Configuration files live under uqdd/config/ and control data preparation, model defaults, and sweeps.

Data configuration¶

papyrus.json: defines data sources, descriptor choices, and splitting strategy for Papyrus++.
- Typical keys: activity_type (xc50|kx), descriptor_protein, descriptor_chemical, split_type ( random|scaffold|time), file_ext (pkl|parquet|csv), and flags (e.g., sanitize).
desc_dim.json: maps descriptor names to vector dimensions (e.g., ecfp2048: 2048, ankh-large: <dim>), used to size model inputs correctly.

Model configuration (defaults)¶

pnn.json, ensemble.json, mcdropout.json, evidential.json, eoe.json, emc.json:
- Set default hyperparameters per model family: architecture (layers, hidden sizes), dropout, learning rate, epochs, batch size, and uncertainty-specific knobs (e.g., number of MC samples, ensemble size).
- These defaults are read by training scripts and can be overridden via CLI (see Models & Training).

Sweep configurations¶

pnn-sweep.json, evidential-sweep.json:
- Define parameter grids or distributions for hyperparameter searches (often used with Weights & Biases sweeps), e.g., varying learning rates, widths, and regularization.

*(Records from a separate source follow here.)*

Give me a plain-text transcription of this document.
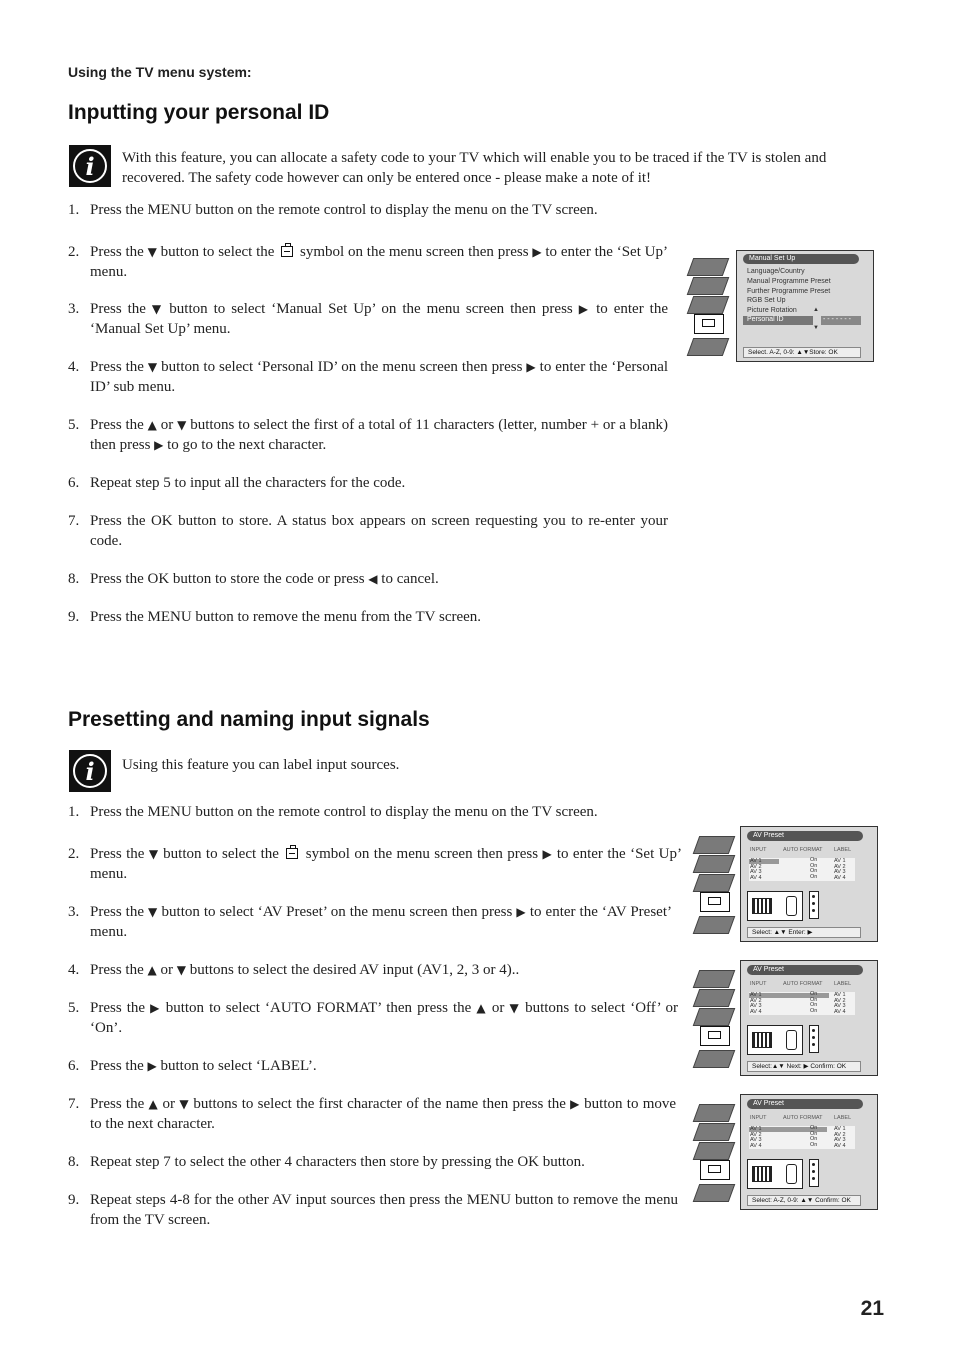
Using the TV menu system:
Inputting your personal ID
i	With this feature, you can allocate a safety code to your TV which will enable you to be traced if the TV is stolen and recovered. The safety code however can only be entered once - please make a note of it!
1. Press the MENU button on the remote control to display the menu on the TV screen.
2. Press the ▼ button to select the  symbol on the menu screen then press ▶ to enter the ‘Set Up’ menu.
3. Press the ▼ button to select ‘Manual Set Up’ on the menu screen then press ▶ to enter the ‘Manual Set Up’ menu.
4. Press the ▼ button to select ‘Personal ID’ on the menu screen then press ▶ to enter the ‘Personal ID’ sub menu.
5. Press the ▲ or ▼ buttons to select the first of a total of 11 characters (letter, number + or a blank) then press ▶ to go to the next character.
6. Repeat step 5 to input all the characters for the code.
7. Press the OK button to store. A status box appears on screen requesting you to re-enter your code.
8. Press the OK button to store the code or press ◀ to cancel.
9. Press the MENU button to remove the menu from the TV screen.
Manual Set Up
Language/Country
Manual Programme Preset
Further Programme Preset
RGB Set Up
Picture Rotation
Personal ID
▲
▼
- - - - - - -
Select. A-Z, 0-9: ▲▼Store: OK
Presetting and naming input signals
i	Using this feature you can label input sources.
1. Press the MENU button on the remote control to display the menu on the TV screen.
2. Press the ▼ button to select the  symbol on the menu screen then press ▶ to enter the ‘Set Up’ menu.
3. Press the ▼ button to select ‘AV Preset’ on the menu screen then press ▶ to enter the ‘AV Preset’ menu.
4. Press the ▲ or ▼ buttons to select the desired AV input (AV1, 2, 3 or 4)..
5. Press the ▶ button to select ‘AUTO FORMAT’ then press the ▲ or ▼ buttons to select ‘Off’ or ‘On’.
6. Press the ▶ button to select ‘LABEL’.
7. Press the ▲ or ▼ buttons to select the first character of the name then press the ▶ button to move to the next character.
8. Repeat step 7 to select the other 4 characters then store by pressing the OK button.
9. Repeat steps 4-8 for the other AV input sources then press the MENU button to remove the menu from the TV screen.
AV Preset
INPUT	AUTO FORMAT LABEL
AV 1	On	AV 1
AV 2	On	AV 2
AV 3	On	AV 3
AV 4	On	AV 4
Select: ▲▼ Enter: ▶
AV Preset
INPUT	AUTO FORMAT LABEL
AV 1	On	AV 1
AV 2	On	AV 2
AV 3	On	AV 3
AV 4	On	AV 4
Select:▲▼ Next: ▶ Confirm: OK
AV Preset
INPUT	AUTO FORMAT LABEL
AV 1	On	AV 1
AV 2	On	AV 2
AV 3	On	AV 3
AV 4	On	AV 4
Select: A-Z, 0-9: ▲▼ Confirm: OK
21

How configuration is used¶

The main parser uqdd/models/model_parser.py reads CLI flags and merges them with the chosen config JSON to produce the final run configuration.
Data preparation scripts reference papyrus.json and desc_dim.json to validate descriptor dimensions and save outputs consistently.

Customizing experiments¶

Start with a base model JSON (e.g., evidential.json), then override via CLI flags for quick experiments:
- Example: --epochs 100 --batch_size 512 --lr 3e-4
For consistent runs across teams, keep custom JSONs under uqdd/config/ and refer to them with a flag or by adjusting the default in model_parser.py.

Best practices¶

Keep descriptor names consistent across data and model configs.
Update desc_dim.json when adding new embeddings to avoid shape mismatches.
Version control any changes to config files and document rationale in commit messages.